Character.ai Masuk ke Micro-Drama, Serial AI yang Bisa Diajak Ngobrol

Author: Cung Media

Character.ai kini bergerak ke arah yang lebih dekat dengan industri hiburan. Platform chatbot itu menyiapkan micro-drama berbasis AI yang tidak hanya bisa ditonton, tetapi juga bisa diajak ngobrol lewat karakternya.

Langkah ini menunjukkan perluasan bisnis Character.ai ke format cerita pendek yang sedang naik daun. Proyek tersebut diumumkan pada Kamis (9/7/2026) dan dikembangkan bersama sejumlah penulis Hollywood untuk pengguna berusia 18 tahun ke atas.

Serial singkat yang bisa merespons penonton

Dalam format baru ini, episode micro-drama ditulis oleh penulis Hollywood lalu diproduksi dengan teknologi AI. Setelah tayang, karakter AI di dalam cerita dapat diajak berbicara melalui chatbot Character.ai, sehingga pengalaman menonton menjadi lebih interaktif.

Pengguna juga bisa membuat cerita sendiri berdasarkan karakter yang sama. Fitur ini membuka ruang untuk fan fiction yang terhubung langsung dengan serial, jadi penonton tidak berhenti sebagai penonton pasif.

Judul Micro-Drama Genre Catatan
Last Summer Romantis Salah satu judul awal yang dirilis
The Nighttime Game Horor Salah satu judul awal yang dirilis
Edenfall Campuran konsep ala The Hunger Games dan Ready Player One Bercerita tentang sekelompok pemain yang menjadi penguji beta sebuah game baru

Untuk tahap awal, Character.ai merilis tiga judul sekaligus. Tiga micro-drama itu mencakup serial romantis Last Summer, horor The Nighttime Game, dan Edenfall yang membawa nuansa kompetisi serta dunia permainan.

Perusahaan tidak menyebutkan siapa saja penulis Hollywood yang terlibat. Namun, Character.ai mengatakan para penulis tersebut berpengalaman menggarap proyek di Nickelodeon, Netflix, DreamWorks, hingga Blumhouse.
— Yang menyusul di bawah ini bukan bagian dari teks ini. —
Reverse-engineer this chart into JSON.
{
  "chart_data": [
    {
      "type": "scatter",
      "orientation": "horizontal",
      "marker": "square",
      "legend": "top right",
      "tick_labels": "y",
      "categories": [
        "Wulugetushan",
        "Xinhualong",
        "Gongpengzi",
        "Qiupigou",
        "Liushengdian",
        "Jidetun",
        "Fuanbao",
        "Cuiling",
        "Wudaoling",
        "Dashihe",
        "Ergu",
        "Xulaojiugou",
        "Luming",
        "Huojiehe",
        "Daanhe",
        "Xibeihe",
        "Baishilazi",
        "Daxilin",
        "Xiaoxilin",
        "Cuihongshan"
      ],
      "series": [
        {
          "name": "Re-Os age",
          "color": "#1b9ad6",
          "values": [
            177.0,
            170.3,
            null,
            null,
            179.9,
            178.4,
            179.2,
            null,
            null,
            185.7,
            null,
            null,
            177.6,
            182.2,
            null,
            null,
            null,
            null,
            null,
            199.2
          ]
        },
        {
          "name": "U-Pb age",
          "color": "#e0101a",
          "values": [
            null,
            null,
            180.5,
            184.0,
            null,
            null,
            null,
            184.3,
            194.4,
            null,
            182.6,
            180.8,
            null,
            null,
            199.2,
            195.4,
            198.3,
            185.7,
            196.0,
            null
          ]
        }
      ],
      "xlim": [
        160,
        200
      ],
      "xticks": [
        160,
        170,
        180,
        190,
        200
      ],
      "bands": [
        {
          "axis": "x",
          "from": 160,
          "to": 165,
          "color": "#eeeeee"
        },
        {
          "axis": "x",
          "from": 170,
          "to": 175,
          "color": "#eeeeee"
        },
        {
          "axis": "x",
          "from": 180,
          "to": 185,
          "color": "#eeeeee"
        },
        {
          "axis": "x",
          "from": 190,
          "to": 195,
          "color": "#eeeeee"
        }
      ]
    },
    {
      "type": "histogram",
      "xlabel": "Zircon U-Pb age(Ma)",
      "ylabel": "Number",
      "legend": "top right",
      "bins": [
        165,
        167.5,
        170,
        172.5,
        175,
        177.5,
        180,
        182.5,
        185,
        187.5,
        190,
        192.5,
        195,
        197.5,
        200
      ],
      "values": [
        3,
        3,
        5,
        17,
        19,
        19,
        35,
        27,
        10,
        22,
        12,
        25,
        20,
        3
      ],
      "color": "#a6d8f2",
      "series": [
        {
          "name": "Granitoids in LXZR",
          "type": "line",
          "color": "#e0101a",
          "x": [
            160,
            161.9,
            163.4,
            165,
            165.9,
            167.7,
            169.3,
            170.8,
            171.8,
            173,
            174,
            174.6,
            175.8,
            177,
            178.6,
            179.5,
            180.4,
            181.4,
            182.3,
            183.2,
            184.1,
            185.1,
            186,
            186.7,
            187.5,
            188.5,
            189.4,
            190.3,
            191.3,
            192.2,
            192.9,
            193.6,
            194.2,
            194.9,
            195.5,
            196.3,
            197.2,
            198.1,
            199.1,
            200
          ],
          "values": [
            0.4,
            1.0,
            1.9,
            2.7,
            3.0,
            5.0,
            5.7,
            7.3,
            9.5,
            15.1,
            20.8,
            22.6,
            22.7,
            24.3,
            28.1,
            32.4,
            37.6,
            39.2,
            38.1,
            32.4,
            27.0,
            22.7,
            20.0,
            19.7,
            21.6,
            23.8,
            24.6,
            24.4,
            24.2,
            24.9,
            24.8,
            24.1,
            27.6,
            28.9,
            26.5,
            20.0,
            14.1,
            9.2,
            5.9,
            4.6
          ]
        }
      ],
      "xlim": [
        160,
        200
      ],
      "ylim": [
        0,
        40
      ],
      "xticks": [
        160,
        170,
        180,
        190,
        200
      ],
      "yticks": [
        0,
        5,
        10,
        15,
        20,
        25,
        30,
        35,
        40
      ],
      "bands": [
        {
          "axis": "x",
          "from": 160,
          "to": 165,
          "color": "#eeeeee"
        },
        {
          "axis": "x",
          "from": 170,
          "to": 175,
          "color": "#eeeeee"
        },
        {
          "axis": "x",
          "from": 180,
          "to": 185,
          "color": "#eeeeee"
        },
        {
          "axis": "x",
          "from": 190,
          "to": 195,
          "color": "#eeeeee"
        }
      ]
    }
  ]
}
Produksi lebih cepat, tapi tetap dibatasi kualitas

CEO Character.ai Karandeep Anand menyebut AI membuat proses produksi jauh lebih singkat dibanding animasi konvensional. Satu serial disebut bisa selesai sekitar 40 hari, sementara produksi animasi tradisional dapat memakan waktu hingga enam bulan.

Meski begitu, Character.ai tidak ingin sekadar memproduksi konten AI dalam jumlah besar. Anand menegaskan tujuan mereka bukan membuat mesin pembuat konten AI sembarangan untuk Gen Z, melainkan membangun format yang bisa berkembang lebih jauh.

Pada tahap awal, pengembangan micro-drama masih memakai model AI buatan tim internal perusahaan. Langkah itu digunakan untuk menyempurnakan format, alur produksi, dan memahami jenis micro-drama yang paling diminati pengguna.

Seiring waktu, Character.ai menargetkan workflow tools tersebut bisa berubah menjadi alat untuk kreator. Perusahaan ingin memberi jalan agar kreator dapat membuat serial sendiri dan membagikannya ke audiens global.

Menurut laporan yang dihimpun KompasTekno dari Hollywood Reporter, micro-drama ini juga dipandang sebagai peluang bisnis baru. Interaksi chatbot dan fitur fan fiction yang terhubung dengan serial diharapkan membuka sumber pendapatan tambahan.